Ce film, court, sec comme un coup de trique, est d’abord un constat : le Vénézuela va mal. Violence, pauvreté, délinquence, inflation galopante… plus rien ne semble possible dans un pays bloqué où chaque jour est gagné sur le précédent au moyen d’une lutte incessante. Petits boulots, petits trafics, les pères n’ont plus le temps de s’occuper de leurs enfants, qui s’élèvent eux-mêmes dans les coursives et dans les ruelles de grands ensembles aux allures de mauvais rêve. C’est aussi l’histoire, pudique, d’une relation qui reste à refonder. Andrès, le père, connaissait-il son fils ? Que savait Pedro de son père ? Et que pense-t-il de lui en le voyant s’abaisser, s’humilier, se battre pied à pied pour gagner les quelques sous qui leur permettront de fuir et de se cacher ? Lui ne le veut pas, prétend pouvoir affronter le gang en vrai petit macho que la vie n’a pas encore contraint d’en rabattre. Tout de grâce préadolescente, rétive et butée, il ne réalise pas la gravité de la situation. Quand la réalité, brutale, le rattrape enfin, il comprend que l’héroïsme n’est sans doute pas là où il le croyait et que son père, d’une manière ou d’une autre, a toujours été là pour lui.

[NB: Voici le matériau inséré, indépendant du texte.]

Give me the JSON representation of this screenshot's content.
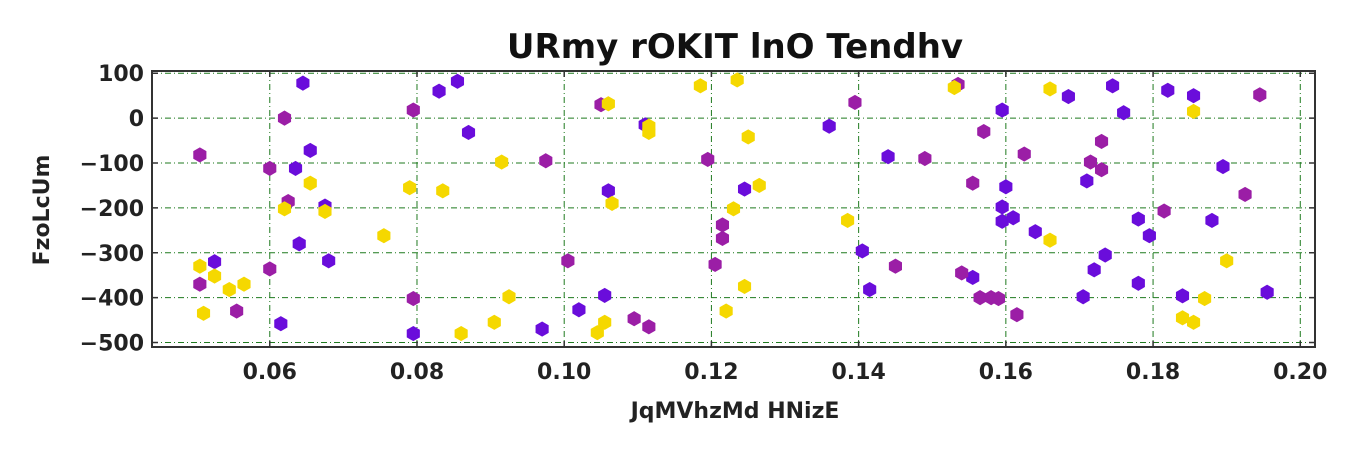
{
  "chart_data": {
    "type": "scatter",
    "title": "URmy rOKIT lnO  Tendhv",
    "xlabel": "JqMVhzMd HNizE",
    "ylabel": "FzoLcUm",
    "xlim": [
      0.044,
      0.202
    ],
    "ylim": [
      -510,
      105
    ],
    "xticks": [
      0.06,
      0.08,
      0.1,
      0.12,
      0.14,
      0.16,
      0.18,
      0.2
    ],
    "xtick_labels": [
      "0.06",
      "0.08",
      "0.10",
      "0.12",
      "0.14",
      "0.16",
      "0.18",
      "0.20"
    ],
    "yticks": [
      100,
      0,
      -100,
      -200,
      -300,
      -400,
      -500
    ],
    "ytick_labels": [
      "100",
      "0",
      "−100",
      "−200",
      "−300",
      "−400",
      "−500"
    ],
    "grid": true,
    "marker": "hexagon",
    "series": [
      {
        "color": "#6a0ddb",
        "points": [
          [
            0.0645,
            78
          ],
          [
            0.0615,
            -458
          ],
          [
            0.0525,
            -320
          ],
          [
            0.0635,
            -112
          ],
          [
            0.0655,
            -72
          ],
          [
            0.0675,
            -196
          ],
          [
            0.064,
            -280
          ],
          [
            0.068,
            -318
          ],
          [
            0.0795,
            -480
          ],
          [
            0.083,
            60
          ],
          [
            0.0855,
            82
          ],
          [
            0.087,
            -32
          ],
          [
            0.097,
            -470
          ],
          [
            0.102,
            -427
          ],
          [
            0.1055,
            -395
          ],
          [
            0.106,
            -162
          ],
          [
            0.111,
            -15
          ],
          [
            0.1245,
            -158
          ],
          [
            0.136,
            -18
          ],
          [
            0.1405,
            -296
          ],
          [
            0.1415,
            -382
          ],
          [
            0.144,
            -86
          ],
          [
            0.1555,
            -355
          ],
          [
            0.1595,
            18
          ],
          [
            0.1595,
            -198
          ],
          [
            0.16,
            -153
          ],
          [
            0.1595,
            -230
          ],
          [
            0.161,
            -222
          ],
          [
            0.164,
            -253
          ],
          [
            0.1685,
            48
          ],
          [
            0.171,
            -140
          ],
          [
            0.1705,
            -398
          ],
          [
            0.172,
            -338
          ],
          [
            0.1735,
            -305
          ],
          [
            0.1745,
            72
          ],
          [
            0.176,
            12
          ],
          [
            0.178,
            -225
          ],
          [
            0.178,
            -368
          ],
          [
            0.1795,
            -262
          ],
          [
            0.182,
            62
          ],
          [
            0.184,
            -396
          ],
          [
            0.1855,
            50
          ],
          [
            0.188,
            -228
          ],
          [
            0.1895,
            -108
          ],
          [
            0.1955,
            -388
          ]
        ]
      },
      {
        "color": "#9b1ea6",
        "points": [
          [
            0.0505,
            -82
          ],
          [
            0.0505,
            -370
          ],
          [
            0.0555,
            -430
          ],
          [
            0.06,
            -112
          ],
          [
            0.06,
            -336
          ],
          [
            0.062,
            0
          ],
          [
            0.0625,
            -186
          ],
          [
            0.0795,
            18
          ],
          [
            0.0795,
            -402
          ],
          [
            0.0975,
            -95
          ],
          [
            0.1005,
            -318
          ],
          [
            0.105,
            30
          ],
          [
            0.1095,
            -447
          ],
          [
            0.1115,
            -465
          ],
          [
            0.1195,
            -92
          ],
          [
            0.1205,
            -326
          ],
          [
            0.1215,
            -238
          ],
          [
            0.1215,
            -268
          ],
          [
            0.1535,
            75
          ],
          [
            0.1395,
            35
          ],
          [
            0.145,
            -330
          ],
          [
            0.149,
            -90
          ],
          [
            0.154,
            -345
          ],
          [
            0.1555,
            -145
          ],
          [
            0.1565,
            -400
          ],
          [
            0.157,
            -30
          ],
          [
            0.158,
            -400
          ],
          [
            0.159,
            -402
          ],
          [
            0.1615,
            -438
          ],
          [
            0.1625,
            -80
          ],
          [
            0.1715,
            -98
          ],
          [
            0.173,
            -115
          ],
          [
            0.173,
            -52
          ],
          [
            0.1815,
            -207
          ],
          [
            0.1925,
            -170
          ],
          [
            0.1945,
            52
          ]
        ]
      },
      {
        "color": "#f5d800",
        "points": [
          [
            0.0505,
            -330
          ],
          [
            0.051,
            -435
          ],
          [
            0.0525,
            -352
          ],
          [
            0.0545,
            -382
          ],
          [
            0.0565,
            -370
          ],
          [
            0.062,
            -202
          ],
          [
            0.0655,
            -145
          ],
          [
            0.0675,
            -208
          ],
          [
            0.0755,
            -262
          ],
          [
            0.079,
            -155
          ],
          [
            0.0835,
            -162
          ],
          [
            0.086,
            -480
          ],
          [
            0.0905,
            -455
          ],
          [
            0.0915,
            -98
          ],
          [
            0.0925,
            -398
          ],
          [
            0.1045,
            -478
          ],
          [
            0.1055,
            -455
          ],
          [
            0.106,
            32
          ],
          [
            0.1065,
            -190
          ],
          [
            0.1115,
            -18
          ],
          [
            0.1115,
            -32
          ],
          [
            0.1185,
            72
          ],
          [
            0.122,
            -430
          ],
          [
            0.123,
            -202
          ],
          [
            0.1235,
            85
          ],
          [
            0.1245,
            -375
          ],
          [
            0.125,
            -42
          ],
          [
            0.1265,
            -150
          ],
          [
            0.1385,
            -228
          ],
          [
            0.153,
            68
          ],
          [
            0.166,
            65
          ],
          [
            0.166,
            -272
          ],
          [
            0.184,
            -445
          ],
          [
            0.1855,
            15
          ],
          [
            0.1855,
            -455
          ],
          [
            0.187,
            -402
          ],
          [
            0.19,
            -318
          ]
        ]
      }
    ]
  }
}
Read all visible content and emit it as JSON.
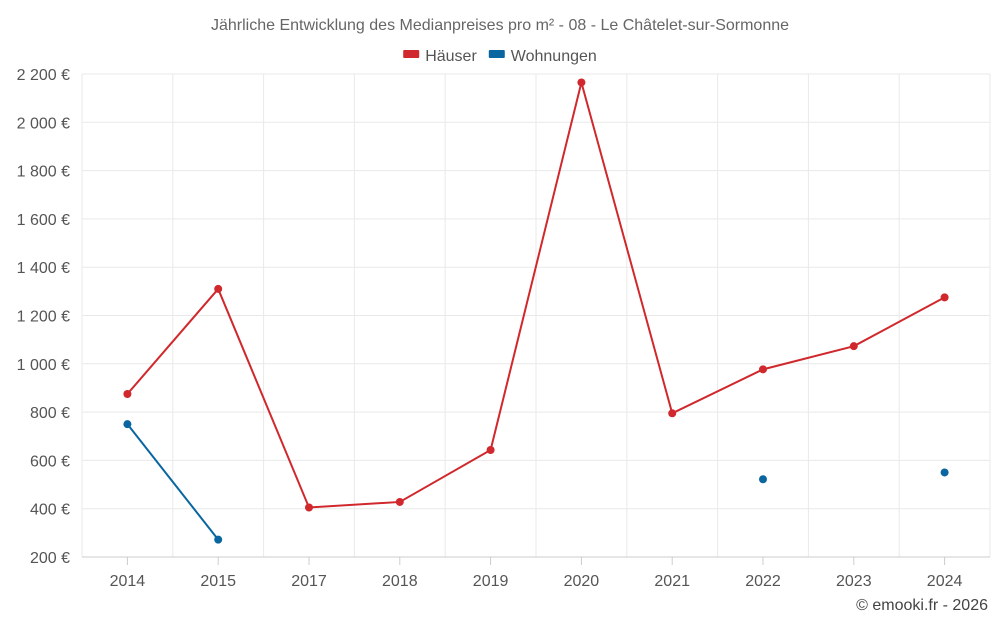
{
  "chart_data": {
    "type": "line",
    "title": "Jährliche Entwicklung des Medianpreises pro m² - 08 - Le Châtelet-sur-Sormonne",
    "categories": [
      "2014",
      "2015",
      "2017",
      "2018",
      "2019",
      "2020",
      "2021",
      "2022",
      "2023",
      "2024"
    ],
    "series": [
      {
        "name": "Häuser",
        "color": "#d0282c",
        "values": [
          875,
          1310,
          405,
          428,
          643,
          2165,
          795,
          977,
          1073,
          1275
        ]
      },
      {
        "name": "Wohnungen",
        "color": "#0a66a0",
        "values": [
          750,
          272,
          null,
          null,
          null,
          null,
          null,
          522,
          null,
          550
        ]
      }
    ],
    "ylim": [
      200,
      2200
    ],
    "yticks": [
      200,
      400,
      600,
      800,
      1000,
      1200,
      1400,
      1600,
      1800,
      2000,
      2200
    ],
    "ytick_labels": [
      "200 €",
      "400 €",
      "600 €",
      "800 €",
      "1 000 €",
      "1 200 €",
      "1 400 €",
      "1 600 €",
      "1 800 €",
      "2 000 €",
      "2 200 €"
    ],
    "grid": true,
    "legend_position": "top-center"
  },
  "credit": "© emooki.fr - 2026"
}
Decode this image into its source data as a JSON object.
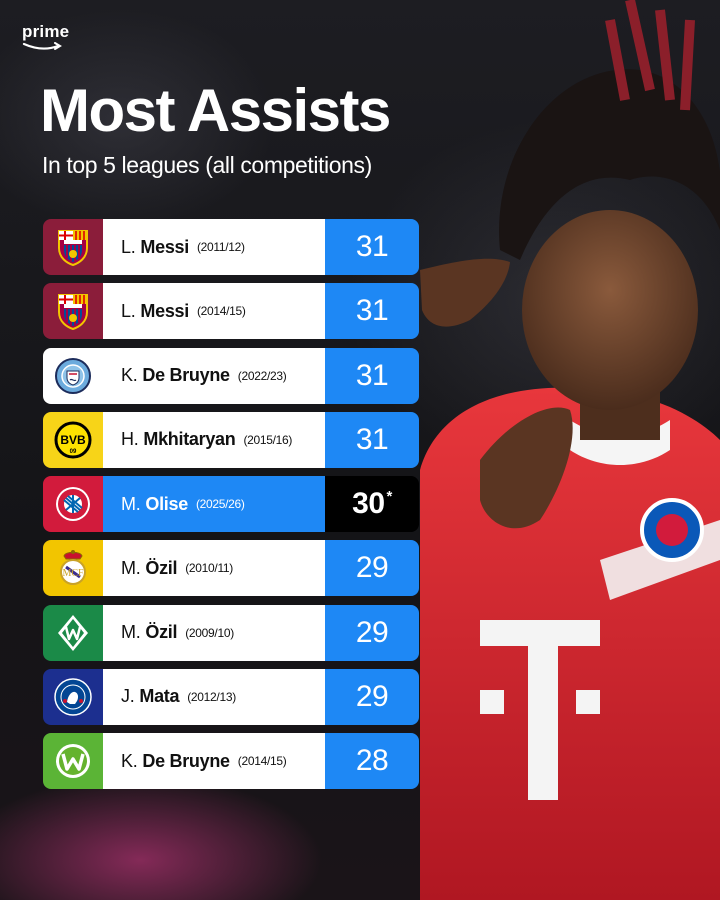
{
  "brand": {
    "name": "prime"
  },
  "header": {
    "title": "Most Assists",
    "subtitle": "In top 5 leagues (all competitions)"
  },
  "colors": {
    "accent_blue": "#1e88f5",
    "highlight_value_bg": "#000000",
    "barcelona": "#8b1d3a",
    "man_city": "#ffffff",
    "dortmund": "#f7d418",
    "bayern": "#d21b3c",
    "real_madrid": "#f2c500",
    "werder": "#1b8a48",
    "chelsea": "#1c2f8f",
    "wolfsburg": "#5bb436"
  },
  "rows": [
    {
      "initial": "L.",
      "surname": "Messi",
      "season": "(2011/12)",
      "value": "31",
      "club_icon": "barcelona-crest-icon",
      "note": ""
    },
    {
      "initial": "L.",
      "surname": "Messi",
      "season": "(2014/15)",
      "value": "31",
      "club_icon": "barcelona-crest-icon",
      "note": ""
    },
    {
      "initial": "K.",
      "surname": "De Bruyne",
      "season": "(2022/23)",
      "value": "31",
      "club_icon": "man-city-crest-icon",
      "note": ""
    },
    {
      "initial": "H.",
      "surname": "Mkhitaryan",
      "season": "(2015/16)",
      "value": "31",
      "club_icon": "dortmund-crest-icon",
      "note": ""
    },
    {
      "initial": "M.",
      "surname": "Olise",
      "season": "(2025/26)",
      "value": "30",
      "club_icon": "bayern-crest-icon",
      "note": "*"
    },
    {
      "initial": "M.",
      "surname": "Özil",
      "season": "(2010/11)",
      "value": "29",
      "club_icon": "real-madrid-crest-icon",
      "note": ""
    },
    {
      "initial": "M.",
      "surname": "Özil",
      "season": "(2009/10)",
      "value": "29",
      "club_icon": "werder-bremen-crest-icon",
      "note": ""
    },
    {
      "initial": "J.",
      "surname": "Mata",
      "season": "(2012/13)",
      "value": "29",
      "club_icon": "chelsea-crest-icon",
      "note": ""
    },
    {
      "initial": "K.",
      "surname": "De Bruyne",
      "season": "(2014/15)",
      "value": "28",
      "club_icon": "wolfsburg-crest-icon",
      "note": ""
    }
  ],
  "crest_text": {
    "barcelona": "FCB",
    "dortmund": "BVB",
    "dortmund_year": "09",
    "chelsea": "CHELSEA",
    "wolfsburg": "W",
    "werder": "W"
  }
}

D’aucuns en auraient fait un thriller, avec coups de feu et poursuites haletantes. D’autres en auraient rajouté, surjouant l’émotion de ces possibles retrouvailles. Gustavo Rondón Córdova, dont c’est le premier long-métrage, préfère la jouer sobre : la violence est hors-champ, pas une larme ne sera versée. La touche est légère, allusive, à peine perceptible, parfois, et l’on n’est même pas sûr qu’il y ait de la musique. Mais c’est justement cette retenue qui fait la force du film et le hausse à la hauteur de ces modèles revendiqués que sont les frères Dardenne, Asghar Farhadi ou Pablo Larraín.